Monitoring police scanners, Langford heard security crews from Chicago's Merchandise Mart (near the Kinzie Street Bridge) report that the water in their basement had fish. Langford drove to the Merchandise Mart, then reported over the air that water was swirling near a piling in a manner similar to water going down a bathtub drain. Within minutes emergency services were converging on the bridge.

==Repair and cleanup==
Workers attempted to plug the hole, by then about 20 ft wide, with 65 truckloads of rocks, cement and old mattresses. In an attempt to slow the leak, the level of the Chicago River was lowered by opening the locks downstream of Chicago, and the freight tunnels were drained into the Chicago Deep Tunnel system. The leak was eventually stopped by placing a specialized concrete mixture supplied by Material Service Corporation (MSC) and placed by Kenny Construction. The concrete was designed by Brian Rice of MSC and was to set so quickly that the concrete delivery trucks were provided police escorts. The concrete was placed into drilled shafts into the flooded tunnel near Kinzie Street and formed emergency plugs.

==Aftermath==
It took three days before the flood was cleaned up enough to allow business to begin to resume and cost the city an estimated $1.95 billion (equivalent to $ in ). Some buildings remained closed for a few weeks. Parking was banned downtown during the cleanup and some subway routes were temporarily closed or rerouted. Since it occurred near Tax Day, the IRS granted natural disaster extensions to those affected.

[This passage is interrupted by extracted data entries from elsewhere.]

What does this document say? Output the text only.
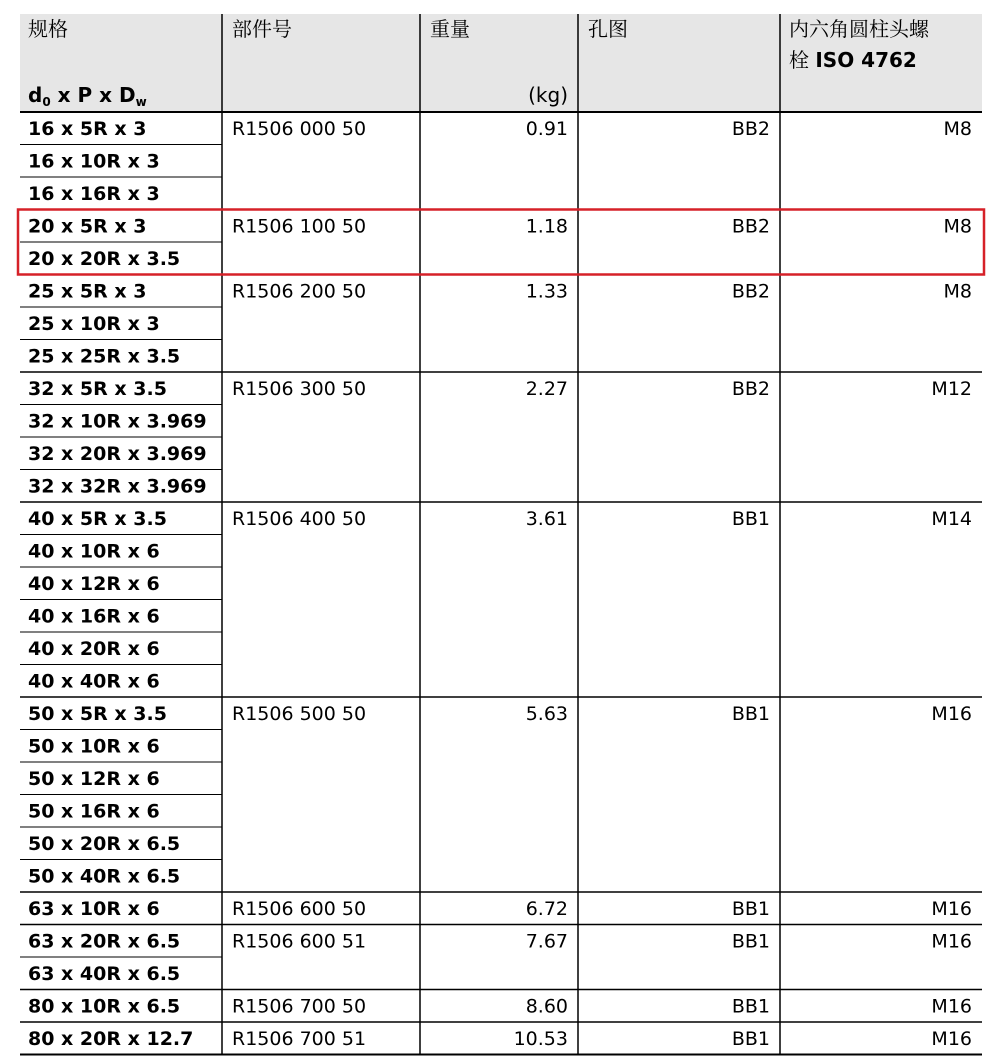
规格
$d_0$ x P x $D_w$
部件号	重量
(kg)
孔图	内六角圆柱头螺
栓 ISO 4762
16 x 5R x 3
16 x 10R x 3
16 x 16R x 3
R1506 000 50	0.91	BB2	M8
20 x 5R x 3
20 x 20R x 3.5
R1506 100 50	1.18	BB2	M8
25 x 5R x 3
25 x 10R x 3
25 x 25R x 3.5
R1506 200 50	1.33	BB2	M8
32 x 5R x 3.5
32 x 10R x 3.969
32 x 20R x 3.969
32 x 32R x 3.969
R1506 300 50	2.27	BB2	M12
40 x 5R x 3.5
40 x 10R x 6
40 x 12R x 6
40 x 16R x 6
40 x 20R x 6
40 x 40R x 6
R1506 400 50	3.61	BB1	M14
50 x 5R x 3.5
50 x 10R x 6
50 x 12R x 6
50 x 16R x 6
50 x 20R x 6.5
50 x 40R x 6.5
R1506 500 50	5.63	BB1	M16
63 x 10R x 6	R1506 600 50	6.72	BB1	M16
63 x 20R x 6.5
63 x 40R x 6.5
R1506 600 51	7.67	BB1	M16
80 x 10R x 6.5	R1506 700 50	8.60	BB1	M16
80 x 20R x 12.7 R1506 700 51	10.53	BB1	M16
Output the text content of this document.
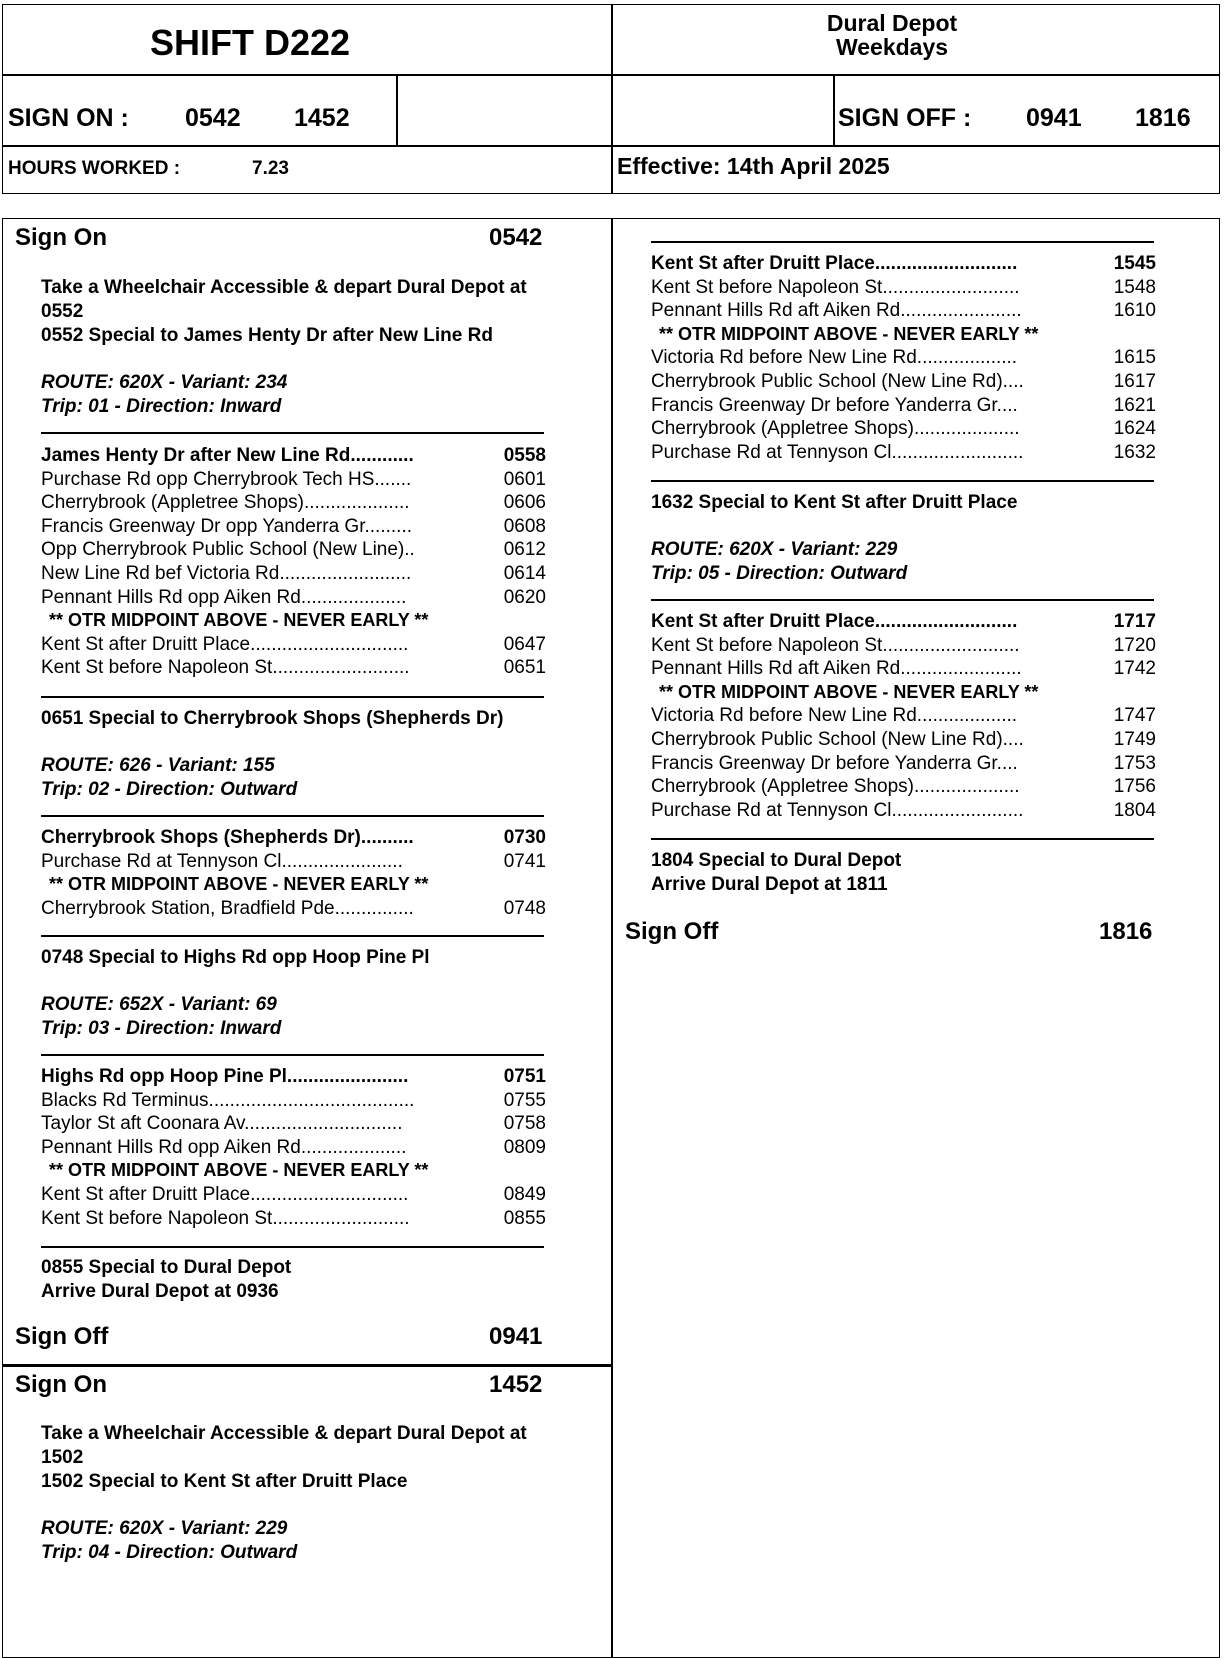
SHIFT D222	Dural Depot
Weekdays
SIGN ON : 0542 1452	SIGN OFF : 0941 1816
HOURS WORKED :	7.23	Effective: 14th April 2025
Sign On	0542
Take a Wheelchair Accessible & depart Dural Depot at
0552
0552 Special to James Henty Dr after New Line Rd
ROUTE: 620X - Variant: 234
Trip: 01 - Direction: Inward
0651 Special to Cherrybrook Shops (Shepherds Dr)
ROUTE: 626 - Variant: 155
Trip: 02 - Direction: Outward
0748 Special to Highs Rd opp Hoop Pine Pl
ROUTE: 652X - Variant: 69
Trip: 03 - Direction: Inward
0855 Special to Dural Depot
Arrive Dural Depot at 0936
Sign Off	0941
Sign On	1452
Take a Wheelchair Accessible & depart Dural Depot at
1502
1502 Special to Kent St after Druitt Place
ROUTE: 620X - Variant: 229
Trip: 04 - Direction: Outward
1632 Special to Kent St after Druitt Place
ROUTE: 620X - Variant: 229
Trip: 05 - Direction: Outward
1804 Special to Dural Depot
Arrive Dural Depot at 1811
Sign Off	1816
James Henty Dr after New Line Rd............	0558
Purchase Rd opp Cherrybrook Tech HS.......	0601
Cherrybrook (Appletree Shops)....................	0606
Francis Greenway Dr opp Yanderra Gr.........	0608
Opp Cherrybrook Public School (New Line)..	0612
New Line Rd bef Victoria Rd.........................	0614
Pennant Hills Rd opp Aiken Rd....................	0620
** OTR MIDPOINT ABOVE - NEVER EARLY **
Kent St after Druitt Place..............................	0647
Kent St before Napoleon St..........................	0651
Cherrybrook Shops (Shepherds Dr)..........	0730
Purchase Rd at Tennyson Cl.......................	0741
** OTR MIDPOINT ABOVE - NEVER EARLY **
Cherrybrook Station, Bradfield Pde...............	0748
Highs Rd opp Hoop Pine Pl.......................	0751
Blacks Rd Terminus.......................................	0755
Taylor St aft Coonara Av..............................	0758
Pennant Hills Rd opp Aiken Rd....................	0809
** OTR MIDPOINT ABOVE - NEVER EARLY **
Kent St after Druitt Place..............................	0849
Kent St before Napoleon St..........................	0855
Kent St after Druitt Place...........................	1545
Kent St before Napoleon St..........................	1548
Pennant Hills Rd aft Aiken Rd.......................	1610
** OTR MIDPOINT ABOVE - NEVER EARLY **
Victoria Rd before New Line Rd...................	1615
Cherrybrook Public School (New Line Rd)....	1617
Francis Greenway Dr before Yanderra Gr....	1621
Cherrybrook (Appletree Shops)....................	1624
Purchase Rd at Tennyson Cl.........................	1632
Kent St after Druitt Place...........................	1717
Kent St before Napoleon St..........................	1720
Pennant Hills Rd aft Aiken Rd.......................	1742
** OTR MIDPOINT ABOVE - NEVER EARLY **
Victoria Rd before New Line Rd...................	1747
Cherrybrook Public School (New Line Rd)....	1749
Francis Greenway Dr before Yanderra Gr....	1753
Cherrybrook (Appletree Shops)....................	1756
Purchase Rd at Tennyson Cl.........................	1804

Eventually, the city assumed maintenance responsibility for the tunnels, and watertight hatches were installed at the river crossings. Great Lakes Dredge and Dock Co. sued the City of Chicago arguing that the city had failed to tell it about the existence of the tunnels.

Insurance battles lasted for years, the central point being the definition of the accident, i.e., whether it was a "flood" or a "leak". Leaks were covered by insurance, while floods were not. Eventually it was classified as a leak, which is why many residents still call it the "Great Chicago Leak".

==Court cases==
In the lawsuits that followed, Great Lakes Dredge and Dock Co. was initially found liable but was later cleared after it was revealed that the city was aware the tunnel was leaking before the flood and the city had also not properly maintained the tunnel.

In addition the case went to the United States Supreme Court in which ruled that since the work was being done by a vessel in navigable waters of the Chicago River, admiralty law applied and Great Lakes's liability was greatly limited.